La meilleure période pour s'y rendre est le printemps et l'automne : il n'y a pas de chaleur accablante et la lumière sur le Bosphore est particulièrement douce. En été, privilégiez le petit matin ou la fin de journée : en milieu de journée, il n'y a pratiquement pas d'ombre sur les murs exposés et la pierre devient brûlante. Prévoyez une heure et demie à deux heures pour la visite : cela suffira pour faire le tour de la cour, monter dans les tours accessibles et prendre tranquillement des photos de la vue panoramique sur le pont Fatih Sultan Mehmet. Si vous souhaitez profiter de la lumière du coucher de soleil, restez jusqu'au moment où les murs se teintent de cuivre.
Portez des chaussures fermées à semelles antidérapantes : les escaliers des tours sont raides, les marches sont de hauteurs inégales et, par endroits, la maçonnerie d'origine du XVe siècle a été conservée. Emportez de l'eau avec vous : il n'y a pas de buvettes à l'intérieur de la forteresse. Si vous venez avec des enfants de moins de 6 ou 7 ans, sachez que la montée dans les tours peut être difficile pour eux, même si la cour avec ses canons et ses boulets les intéressera certainement.
Commencez par l'exposition en plein air consacrée à l'artillerie dans la cour : canons ottomans, pyramides de boulets et fragment de la chaîne qui barrait la Corne d'Or. Découvrez la fontaine historique qui a survécu et le niveau inférieur du minaret de la mosquée d'origine, la Boğazkesen Mescidi. Contournez les murs d'enceinte et observez les traces des énormes verrous près des portes : cela permet de se rendre compte de l'ampleur du dispositif défensif.

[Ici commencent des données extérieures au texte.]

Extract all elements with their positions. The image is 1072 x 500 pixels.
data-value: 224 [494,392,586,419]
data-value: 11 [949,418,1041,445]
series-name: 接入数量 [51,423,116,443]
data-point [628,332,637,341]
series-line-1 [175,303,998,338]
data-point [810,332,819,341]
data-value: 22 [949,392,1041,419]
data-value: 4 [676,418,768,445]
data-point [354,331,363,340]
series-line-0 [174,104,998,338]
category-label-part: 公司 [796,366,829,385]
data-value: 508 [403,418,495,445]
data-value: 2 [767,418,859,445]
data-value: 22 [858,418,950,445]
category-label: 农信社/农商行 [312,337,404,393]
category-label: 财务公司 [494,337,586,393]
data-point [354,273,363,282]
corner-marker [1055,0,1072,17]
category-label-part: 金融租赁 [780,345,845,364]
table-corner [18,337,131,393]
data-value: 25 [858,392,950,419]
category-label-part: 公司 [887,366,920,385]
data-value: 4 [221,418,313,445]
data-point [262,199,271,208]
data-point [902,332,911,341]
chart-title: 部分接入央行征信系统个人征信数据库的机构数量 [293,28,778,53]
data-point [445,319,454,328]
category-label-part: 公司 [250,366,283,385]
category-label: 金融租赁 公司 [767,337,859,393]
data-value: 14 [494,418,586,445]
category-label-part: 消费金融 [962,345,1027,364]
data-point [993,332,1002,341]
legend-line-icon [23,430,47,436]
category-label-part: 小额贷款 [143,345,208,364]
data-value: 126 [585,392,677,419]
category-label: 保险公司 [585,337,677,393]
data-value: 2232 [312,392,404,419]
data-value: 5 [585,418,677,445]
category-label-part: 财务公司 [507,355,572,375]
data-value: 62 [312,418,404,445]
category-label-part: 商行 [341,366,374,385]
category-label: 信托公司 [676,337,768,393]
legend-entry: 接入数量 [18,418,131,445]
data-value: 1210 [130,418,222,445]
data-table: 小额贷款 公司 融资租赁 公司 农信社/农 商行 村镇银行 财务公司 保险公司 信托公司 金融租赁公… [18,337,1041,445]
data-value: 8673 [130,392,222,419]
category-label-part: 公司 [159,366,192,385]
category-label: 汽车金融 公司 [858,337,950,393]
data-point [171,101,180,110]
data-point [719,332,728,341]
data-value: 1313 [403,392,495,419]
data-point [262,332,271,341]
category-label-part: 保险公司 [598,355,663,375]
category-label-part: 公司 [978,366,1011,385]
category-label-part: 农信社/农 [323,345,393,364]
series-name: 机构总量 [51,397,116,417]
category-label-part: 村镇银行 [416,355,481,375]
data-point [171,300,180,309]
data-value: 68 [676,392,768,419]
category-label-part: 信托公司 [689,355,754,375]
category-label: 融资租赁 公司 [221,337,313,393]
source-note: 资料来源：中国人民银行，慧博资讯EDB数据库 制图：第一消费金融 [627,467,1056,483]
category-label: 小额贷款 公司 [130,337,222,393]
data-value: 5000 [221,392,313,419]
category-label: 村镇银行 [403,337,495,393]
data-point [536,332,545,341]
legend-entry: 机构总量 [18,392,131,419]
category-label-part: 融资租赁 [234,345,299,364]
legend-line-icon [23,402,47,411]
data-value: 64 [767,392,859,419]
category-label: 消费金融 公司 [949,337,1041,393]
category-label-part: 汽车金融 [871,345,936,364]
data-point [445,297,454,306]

Entrez dans la tour de Zaganos Pacha et empruntez les escaliers restaurés pour monter aux étages supérieurs. De là, vous découvrirez une vue panoramique sur le pont Fatih Sultan Mehmet et le Bosphore : c'est l'un des meilleurs points de vue pour prendre des photos. Si vous souhaitez voir l'ensemble de la forteresse, rendez-vous ensuite à Anadolu Hisarı, sur la rive asiatique : c'est de ce côté-là que Rumeli Hisarı est le plus impressionnant et figure sur les cartes postales classiques.
Juste après les portes de la forteresse, le long de la promenade Bebek–Rumeli Hisarı, se trouvent des restaurants de poisson et des cafés : c'est l'endroit idéal pour faire une pause. De là, il est facile de poursuivre l'itinéraire sur la rive européenne : Arnavutköy, Ortaköy avec sa mosquée au bord de l'eau et le palais de Dolmabahçe s'intègrent facilement dans une journée bien remplie, en même temps que Rumeli Hisarı.